Multi-entity — partition first

On a series carrying multiple entities, the partitioned variant auto-populates the partition column on every output row, including rows from buckets where the partition had no source event:

events
.partitionBy('host')
.materialize(Sequence.every('1m'))
.fill({ cpu: 'linear' }, { maxGap: '3m' })
.collect();
// Every row carries its host even on empty buckets — no need for
// a follow-up `.fill({ host: 'hold' })` step that would fail when
// every event in a partition lies in a long-outage gap.

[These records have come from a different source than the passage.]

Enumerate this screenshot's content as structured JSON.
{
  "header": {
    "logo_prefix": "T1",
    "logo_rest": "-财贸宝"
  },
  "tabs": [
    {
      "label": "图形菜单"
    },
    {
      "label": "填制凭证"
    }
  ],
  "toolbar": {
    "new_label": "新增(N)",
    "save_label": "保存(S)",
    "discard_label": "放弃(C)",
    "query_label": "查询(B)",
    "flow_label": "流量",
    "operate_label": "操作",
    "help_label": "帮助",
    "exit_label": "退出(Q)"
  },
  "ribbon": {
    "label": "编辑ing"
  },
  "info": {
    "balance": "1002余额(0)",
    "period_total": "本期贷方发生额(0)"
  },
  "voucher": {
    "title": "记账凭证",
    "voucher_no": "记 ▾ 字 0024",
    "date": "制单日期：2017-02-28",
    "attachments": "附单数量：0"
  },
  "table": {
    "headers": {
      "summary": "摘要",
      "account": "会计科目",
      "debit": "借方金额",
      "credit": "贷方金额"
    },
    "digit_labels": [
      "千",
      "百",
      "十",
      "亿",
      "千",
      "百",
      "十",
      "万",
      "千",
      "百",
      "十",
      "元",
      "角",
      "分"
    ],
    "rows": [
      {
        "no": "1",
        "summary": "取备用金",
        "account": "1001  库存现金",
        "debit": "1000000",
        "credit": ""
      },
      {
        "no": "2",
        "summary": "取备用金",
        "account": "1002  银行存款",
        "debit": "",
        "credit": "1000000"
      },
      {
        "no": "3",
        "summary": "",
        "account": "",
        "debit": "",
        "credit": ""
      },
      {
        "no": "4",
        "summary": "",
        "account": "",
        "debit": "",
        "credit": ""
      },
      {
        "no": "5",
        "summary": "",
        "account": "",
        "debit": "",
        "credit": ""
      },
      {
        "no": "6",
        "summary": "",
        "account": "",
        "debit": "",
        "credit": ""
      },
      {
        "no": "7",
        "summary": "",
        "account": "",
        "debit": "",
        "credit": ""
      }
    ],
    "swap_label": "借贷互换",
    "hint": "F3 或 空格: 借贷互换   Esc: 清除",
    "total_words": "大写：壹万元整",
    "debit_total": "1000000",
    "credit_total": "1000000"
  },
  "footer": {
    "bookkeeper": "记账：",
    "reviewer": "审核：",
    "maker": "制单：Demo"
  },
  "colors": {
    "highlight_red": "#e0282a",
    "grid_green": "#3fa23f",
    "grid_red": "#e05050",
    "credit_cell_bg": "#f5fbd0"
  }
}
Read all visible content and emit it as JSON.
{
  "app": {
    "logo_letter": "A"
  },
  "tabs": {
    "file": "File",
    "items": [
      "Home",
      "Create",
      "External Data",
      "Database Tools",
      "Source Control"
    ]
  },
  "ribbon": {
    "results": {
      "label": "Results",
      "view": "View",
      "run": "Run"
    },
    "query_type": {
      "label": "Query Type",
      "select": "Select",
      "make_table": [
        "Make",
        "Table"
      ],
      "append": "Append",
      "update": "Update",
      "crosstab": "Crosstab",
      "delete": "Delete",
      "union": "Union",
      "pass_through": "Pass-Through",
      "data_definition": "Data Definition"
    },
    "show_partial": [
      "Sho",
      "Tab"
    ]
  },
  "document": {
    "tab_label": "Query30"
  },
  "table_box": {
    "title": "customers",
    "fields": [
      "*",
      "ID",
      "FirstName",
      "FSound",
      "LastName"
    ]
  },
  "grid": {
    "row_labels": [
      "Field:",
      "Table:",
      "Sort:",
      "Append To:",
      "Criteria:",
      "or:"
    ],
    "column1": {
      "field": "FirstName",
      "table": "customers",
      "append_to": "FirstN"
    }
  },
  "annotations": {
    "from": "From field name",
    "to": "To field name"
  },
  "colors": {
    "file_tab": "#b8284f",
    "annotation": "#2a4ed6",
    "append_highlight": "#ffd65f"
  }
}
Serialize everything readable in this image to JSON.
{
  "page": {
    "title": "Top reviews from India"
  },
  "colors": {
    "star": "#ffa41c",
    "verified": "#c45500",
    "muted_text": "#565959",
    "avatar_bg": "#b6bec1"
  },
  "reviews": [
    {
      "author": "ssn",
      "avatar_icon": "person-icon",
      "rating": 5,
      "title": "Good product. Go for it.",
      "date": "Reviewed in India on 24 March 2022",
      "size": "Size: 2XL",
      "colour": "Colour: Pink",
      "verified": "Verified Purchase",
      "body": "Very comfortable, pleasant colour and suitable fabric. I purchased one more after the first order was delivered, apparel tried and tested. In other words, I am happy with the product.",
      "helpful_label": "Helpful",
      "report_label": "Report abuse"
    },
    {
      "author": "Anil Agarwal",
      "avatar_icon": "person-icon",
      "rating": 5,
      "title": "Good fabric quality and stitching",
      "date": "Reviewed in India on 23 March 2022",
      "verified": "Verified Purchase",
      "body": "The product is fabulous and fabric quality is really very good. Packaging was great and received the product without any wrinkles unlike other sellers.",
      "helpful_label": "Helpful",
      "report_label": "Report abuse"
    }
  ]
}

End-to-end multi-entity cleaning pipeline

The canonical multi-host cleaning chain — covers the three most common ingest hazards (cross-entity neighbor leaks, duplicate rows from retried polls, fabrication across long outages) in one pipeline:

const schema = [
{ name: 'time', kind: 'time' },
{ name: 'cpu', kind: 'number', required: false },
{ name: 'host', kind: 'string' },
] as const;

const raw = TimeSeries.fromJSON({
name: 'cpu',
schema,
rows /* JSON rows from your ingest */,
});

const cleaned = raw
// Scope every following stateful op to within each host.
.partitionBy('host')
// Collapse duplicates that share (time, host); keep newest.
.dedupe({ keep: 'last' })
// Linear-interpolate cpu, but only across short gaps. A 30-minute
// outage stays unfilled — no fabricated slope across data we don't
// have.
.fill({ cpu: 'linear' }, { maxGap: '5m' })
// Materialize back to a regular TimeSeries.
.collect();

Each step removes one class of error:

StepHazard removed
partitionBy('host')Stateful ops below stop crossing entity boundaries — host-A no longer interpolates against host-B's neighboring value.
dedupe({ keep: 'last' })Retried HTTP polls / WebSocket replays at the same (time, host) collapse to the newest.
fill({ cpu: 'linear' }, { maxGap: '5m' })Short gaps fill cleanly; long outages stay undefined — no invented slopes across data you don't have.
.collect()Returns a TimeSeries<S> ready for downstream rendering or aggregation.

Ingest edges

Most "the data is wrong" problems happen at the boundary, not inside pipelines. The relevant docs:

  • Time zones / wall-clock strings — see JSON ingest and time zones → Wall-clock strings. The decision table there ("does this input need parse.timeZone?") is the single most useful artifact for ingest-side time bugs.
  • null vs undefined — see JSON ingest → Missing values. Wire-format null becomes undefined on read; columns marked required: false accept it.
  • Mixed timestamp formats — see JSON ingest → Pitfalls. Mixing offset-qualified strings with bare wall-clock strings is a silent zone-drift footgun.

Cleaning the data after ingest can't recover from a wrong-zone parse. Get the boundary right first.